Au cours de son règne, Pie V dut souvent agir contre l’empire Turc qui menaçait la chrétienté. Par son zèle, il réunit les souverains catholiques divisés dans la sainte Ligue, qui fut à l’origine de la victoire de Lépante. Le pape arma des galères à ses frais, réduisant au maximum les dépenses inutiles. A propos des Ottomans, une citation intéressante montre également la façon dont un vrai pape catholique considérait les musulmans, et le contraste avec la secte Vatican II qui prétend que les musulmans adorent le même Dieu que les catholiques.

Voici ce que Pie V écrivait au roi de France, Charles IX : « En effet, votre majesté, désigne le tyran le plus inhumain, qui est en même temps l’ennemi le plus acharné de la religion chrétienne, sous le nom d’empereur des Turcs, comme si celui qui ne connaît pas le vrai Dieu, pouvait jamais être empereur ! ...donner le nom d’empereur à un infidèle, ce n’est pas autre chose que d’appeler le mal, bien, et le bien, mal. »

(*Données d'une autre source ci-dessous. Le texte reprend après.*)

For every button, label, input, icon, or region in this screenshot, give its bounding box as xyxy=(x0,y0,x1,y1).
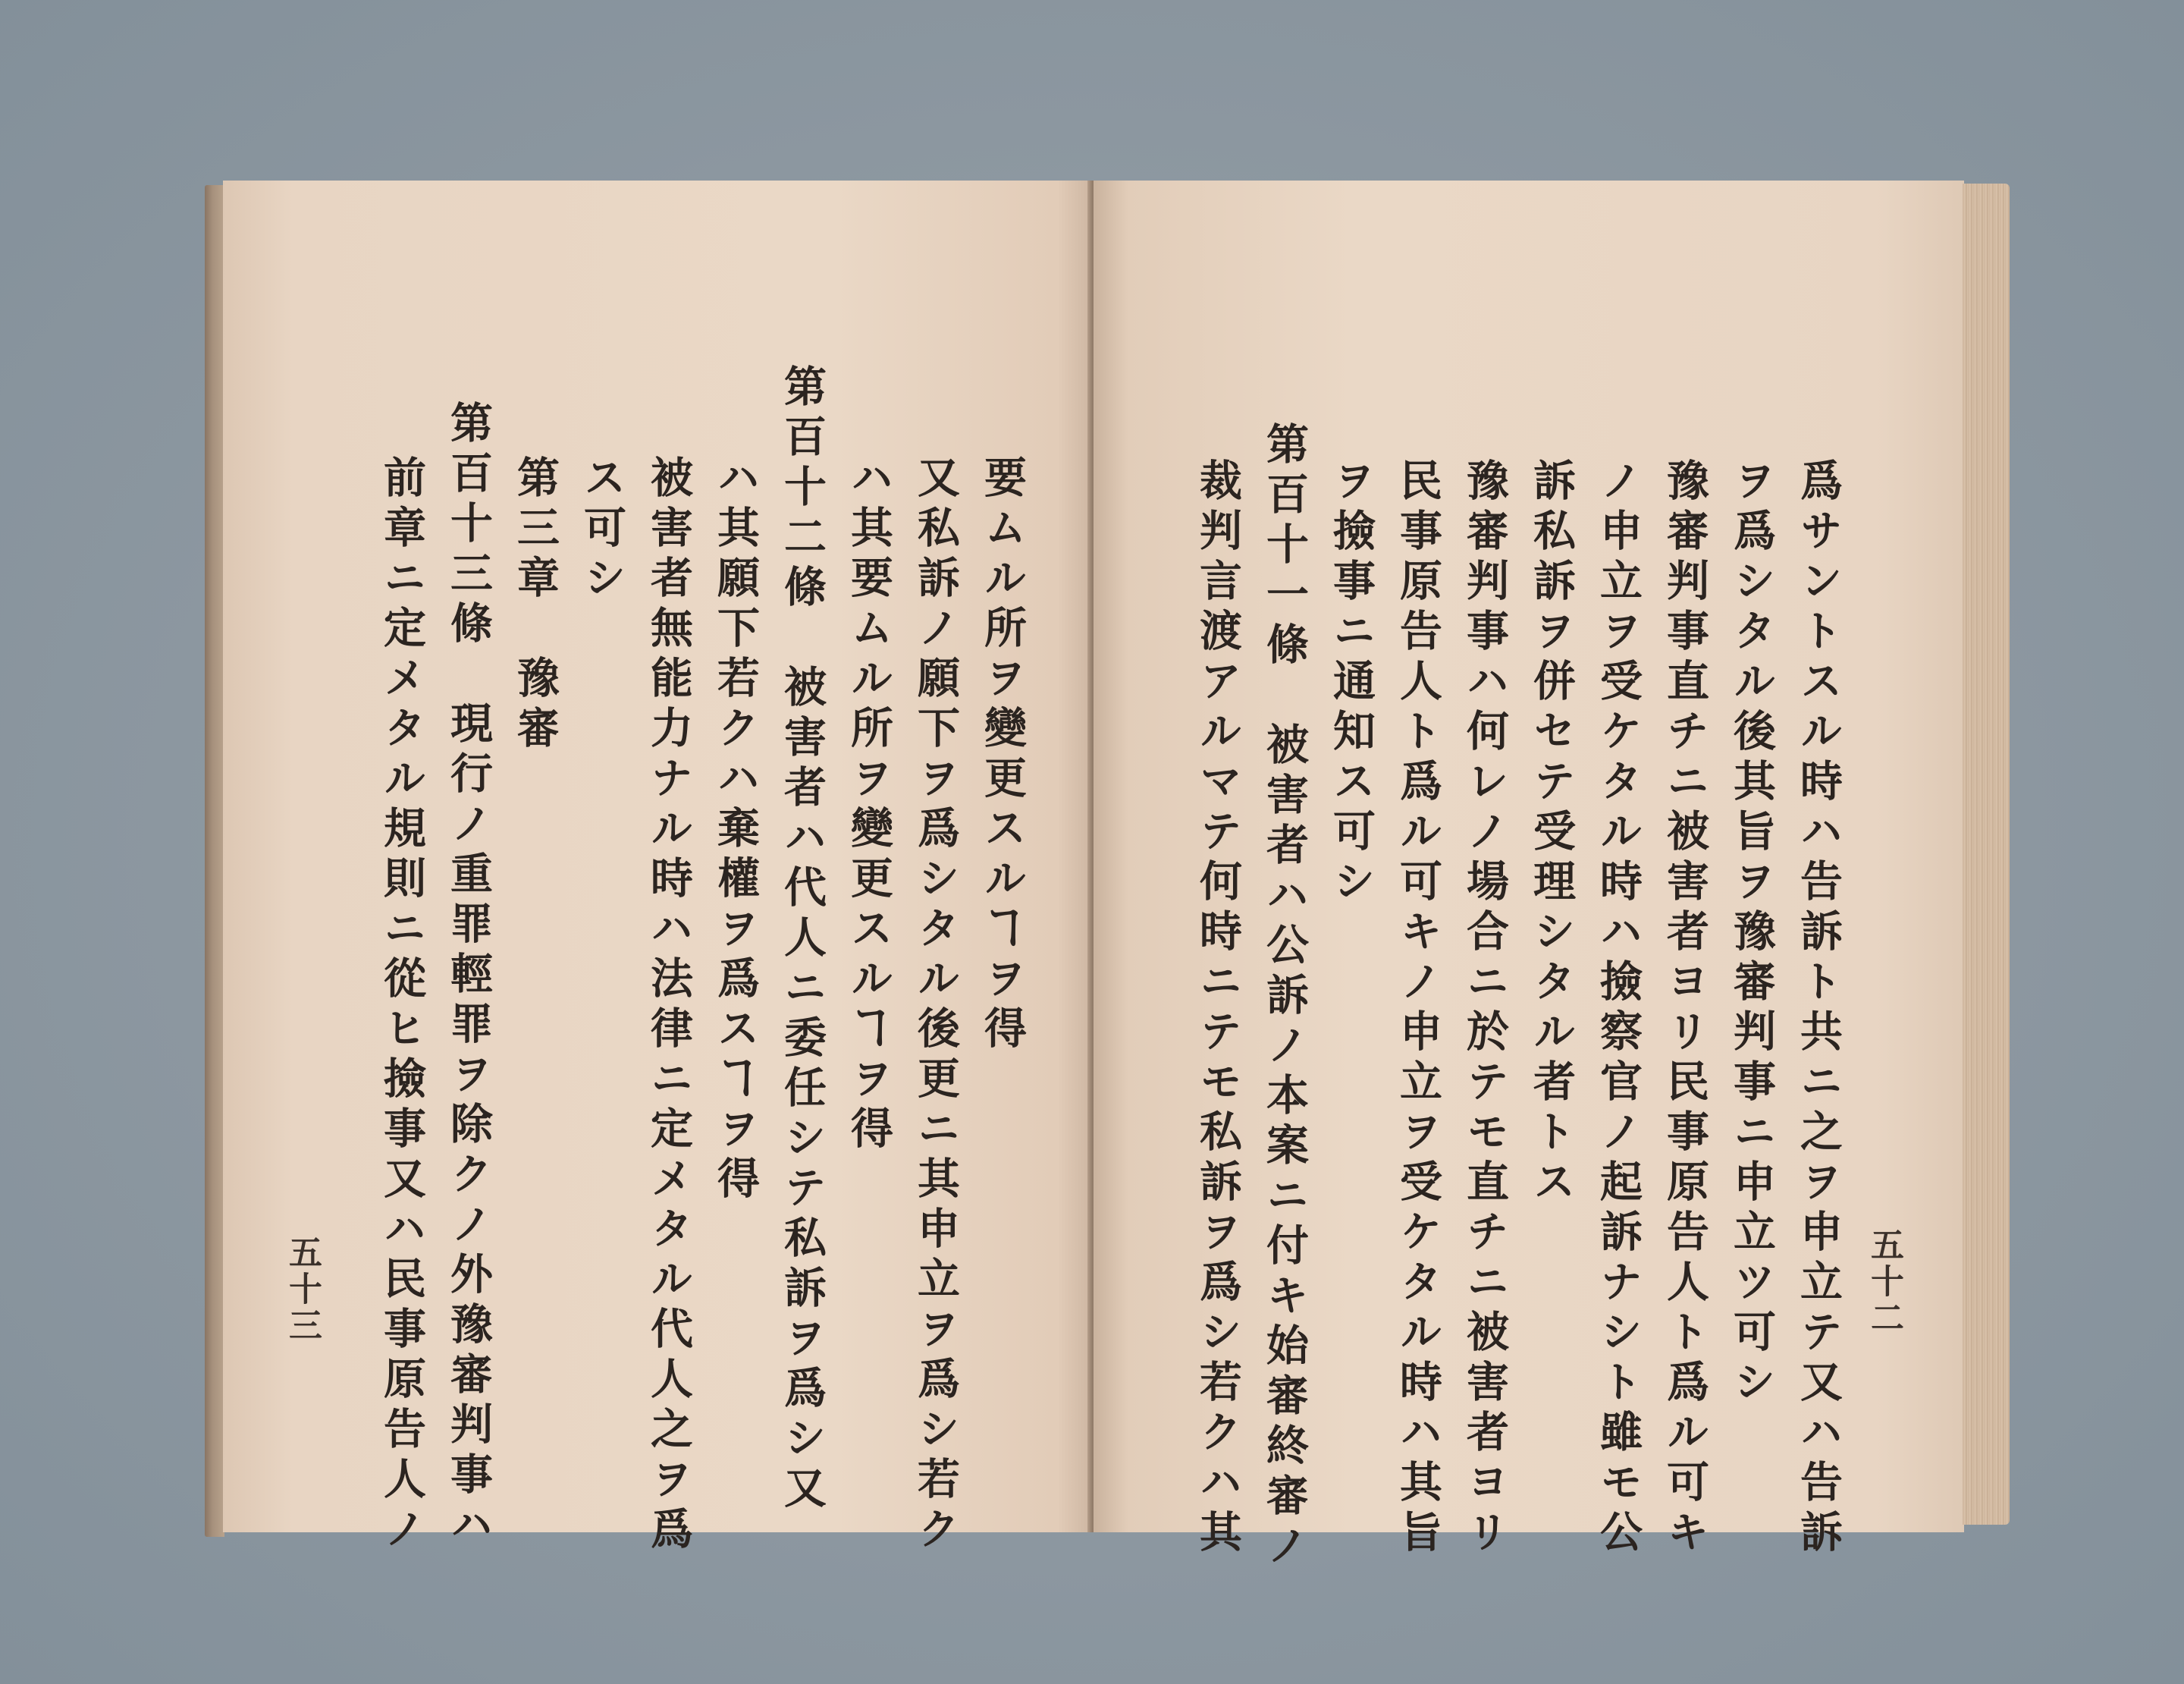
page-number: 五十三 xyxy=(283,1235,322,1344)
text-column: ノ申立ヲ受ケタル時ハ撿察官ノ起訴ナシト雖モ公 xyxy=(1593,458,1643,1560)
right-page-edge xyxy=(1963,184,2010,1525)
right-page xyxy=(1094,181,1964,1573)
page-number: 五十二 xyxy=(1865,1227,1903,1337)
text-column: 要ムル所ヲ變更スルヿヲ得 xyxy=(977,455,1028,1056)
text-column: 第百十一條 被害者ハ公訴ノ本案ニ付キ始審終審ノ xyxy=(1260,422,1310,1573)
open-book xyxy=(205,181,2010,1573)
left-page-edge xyxy=(205,185,224,1537)
left-page xyxy=(223,181,1092,1557)
text-column: 訴私訴ヲ併セテ受理シタル者トス xyxy=(1527,458,1577,1209)
text-column: 豫審判事ハ何レノ場合ニ於テモ直チニ被害者ヨリ xyxy=(1460,458,1510,1560)
text-column: 民事原告人ト爲ル可キノ申立ヲ受ケタル時ハ其旨 xyxy=(1393,458,1443,1560)
text-column: 爲サントスル時ハ告訴ト共ニ之ヲ申立テ又ハ告訴 xyxy=(1793,458,1844,1560)
text-column: 被害者無能力ナル時ハ法律ニ定メタル代人之ヲ爲 xyxy=(644,455,694,1557)
text-column: 第百十二條 被害者ハ代人ニ委任シテ私訴ヲ爲シ又 xyxy=(777,364,827,1516)
text-column: 裁判言渡アルマテ何時ニテモ私訴ヲ爲シ若クハ其 xyxy=(1193,458,1243,1560)
text-column: ハ其願下若クハ棄權ヲ爲スヿヲ得 xyxy=(711,455,761,1206)
text-column: 前章ニ定メタル規則ニ從ヒ撿事又ハ民事原告人ノ xyxy=(377,455,427,1557)
text-column: 第百十三條 現行ノ重罪輕罪ヲ除クノ外豫審判事ハ xyxy=(444,401,494,1552)
text-column: ス可シ xyxy=(577,455,627,605)
text-column: ヲ爲シタル後其旨ヲ豫審判事ニ申立ツ可シ xyxy=(1727,458,1777,1409)
chapter-heading: 第三章 豫審 xyxy=(510,455,560,756)
text-column: 又私訴ノ願下ヲ爲シタル後更ニ其申立ヲ爲シ若ク xyxy=(911,455,961,1557)
text-column: ヲ撿事ニ通知ス可シ xyxy=(1326,458,1376,909)
text-column: ハ其要ムル所ヲ變更スルヿヲ得 xyxy=(844,455,894,1156)
text-column: 豫審判事直チニ被害者ヨリ民事原告人ト爲ル可キ xyxy=(1660,458,1710,1560)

Sur un tout autre sujet, à propos des baptêmes calvinistes, certains de nos lecteurs ont remis en question la validité du baptême pratiqué par les calvinistes parce que les calvinistes pensent que le baptême n’a pas le pouvoir d’enlever le péché originel, et donc ils pensent qu’ils n’ont pas l’intention de faire ce que l’Eglise fait quand elle baptise. Mais, nous lisons que Pie V approuva la décision de la congrégation du concile qui se prononça en faveur de la validité du baptême pratiqué par de tels calvinistes, au motif que, malgré leurs erreurs, les pasteurs calvinistes maintenaient dans ce qu’il faisait ce que l’Eglise avait toujours fait en conférant le baptême.

Cet exemple réfute ceux qui disent que le baptême Novus Ordo n’est pas valide car les « prêtres » qui font les baptêmes en général ne croient pas au péché originel.

Pour finir, il faut remarquer que l’élection de Pie V au conclave de 1566 fut une surprise, car il n’était pas le candidat le plus en vue. Ce fut le cardinal saint Charles de Borromée qui permit en grande partie, par son soutien, l’élection de Pie V. Ce fut donc un saint qui réussit par la grâce de Dieu à conduire un autre saint sur le trône de Saint Pierre.